Она вышла на крыльцо, не накинув платок. Мороз укусил за плечи, пробрался под ситцевое платье, но она не почувствовала. Она смотрела, как Михеич, переставляя непослушные ноги в подшитых валенках, бредет к ее калитке.

— Настюша… — голос его сел, он закашлялся, пряча глаза. — Ты это… держись. Тут… бумага.

Он протянул ей серый прямоугольник. Бумага была ледяной, будто впитала в себя холод тех мест, откуда пришла.

«Ваш муж, Петренко Петр Иванович, 1915 года рождения… пал смертью храбрых…»

Дальше она не читала.
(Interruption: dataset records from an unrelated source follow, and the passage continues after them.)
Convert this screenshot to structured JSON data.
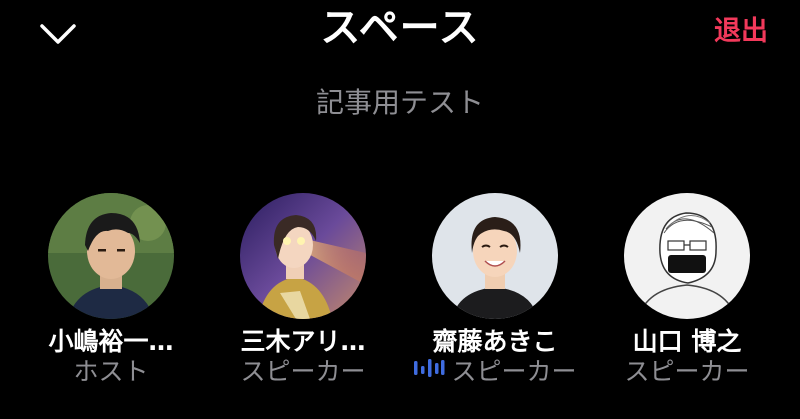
{
  "header": {
    "title": "スペース",
    "leave_label": "退出",
    "collapse_icon": "chevron-down-icon"
  },
  "space": {
    "name": "記事用テスト"
  },
  "participants": [
    {
      "name": "小嶋裕一…",
      "role": "ホスト",
      "speaking": false
    },
    {
      "name": "三木アリ…",
      "role": "スピーカー",
      "speaking": false
    },
    {
      "name": "齋藤あきこ",
      "role": "スピーカー",
      "speaking": true,
      "speaking_icon": "audio-wave-icon"
    },
    {
      "name": "山口 博之",
      "role": "スピーカー",
      "speaking": false
    }
  ],
  "colors": {
    "background": "#000000",
    "text": "#ffffff",
    "secondary_text": "#8e8e93",
    "leave": "#f2395b",
    "speaking_accent": "#3f6ce0"
  }
}
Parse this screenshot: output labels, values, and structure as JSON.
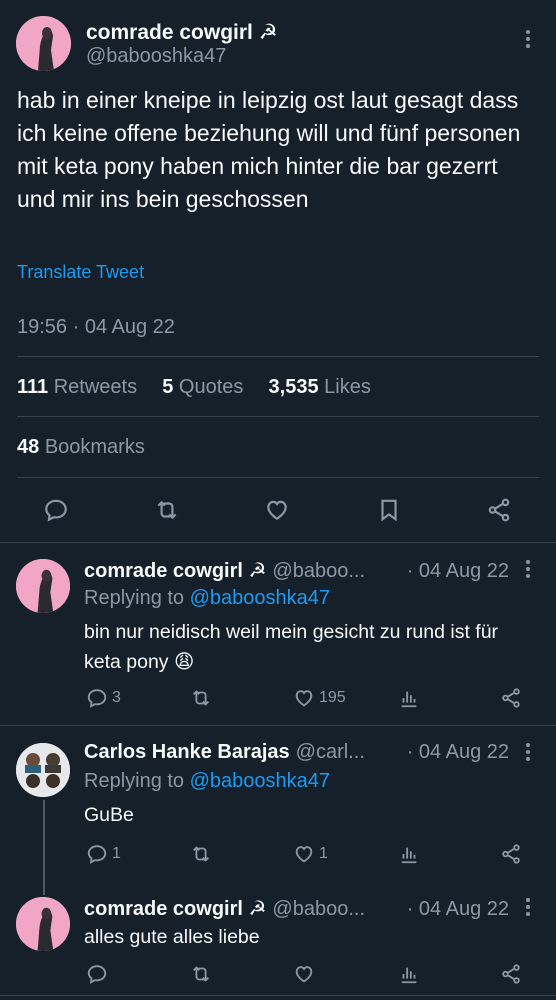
{
  "tweet": {
    "author_name": "comrade cowgirl ☭",
    "author_handle": "@babooshka47",
    "text": "hab in einer kneipe in leipzig ost laut gesagt dass ich keine offene beziehung will und fünf personen mit keta pony haben mich hinter die bar gezerrt und mir ins bein geschossen",
    "translate_label": "Translate Tweet",
    "timestamp": "19:56 · 04 Aug 22",
    "stats": {
      "retweets_count": "111",
      "retweets_label": "Retweets",
      "quotes_count": "5",
      "quotes_label": "Quotes",
      "likes_count": "3,535",
      "likes_label": "Likes",
      "bookmarks_count": "48",
      "bookmarks_label": "Bookmarks"
    },
    "actions": [
      "reply-icon",
      "retweet-icon",
      "like-icon",
      "bookmark-icon",
      "share-icon"
    ]
  },
  "replies": [
    {
      "author_name": "comrade cowgirl ☭",
      "author_handle": "@baboo...",
      "date": "· 04 Aug 22",
      "replying_prefix": "Replying to",
      "replying_handle": "@babooshka47",
      "text": "bin nur neidisch weil mein gesicht zu rund ist für keta pony 😩",
      "reply_count": "3",
      "like_count": "195"
    },
    {
      "author_name": "Carlos Hanke Barajas",
      "author_handle": "@carl...",
      "date": "· 04 Aug 22",
      "replying_prefix": "Replying to",
      "replying_handle": "@babooshka47",
      "text": "GuBe",
      "reply_count": "1",
      "like_count": "1"
    },
    {
      "author_name": "comrade cowgirl ☭",
      "author_handle": "@baboo...",
      "date": "· 04 Aug 22",
      "text": "alles gute alles liebe"
    }
  ],
  "colors": {
    "background": "#15202b",
    "text": "#f7f9f9",
    "muted": "#8b98a5",
    "link": "#1d9bf0",
    "divider": "#38444d",
    "avatar_pink": "#f0a6c4"
  }
}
Буквы плясали, сливались в черные полосы, царапали глаза. Она смотрела на эти строчки, но в голове стучало другое. Письмо. Вчера ночью. Мятый конверт, протертый на сгибах до дыр, без штемпелей и марок. Рука Петра. Его корявый, но такой родной почерк.

— Врешь, — тихо сказала Настя одними губами. Потом громче, так что Михеич дернулся: — Врешь, бумага!

— Настя, да ты чего…

— Письмо у меня! — Она не кричала, а выдыхала слова, как загнанная лошадь выдыхает пар. — Вчера пришло. От него. Он живой, слышишь? Живой! А это — ошибка. Путаница у них там.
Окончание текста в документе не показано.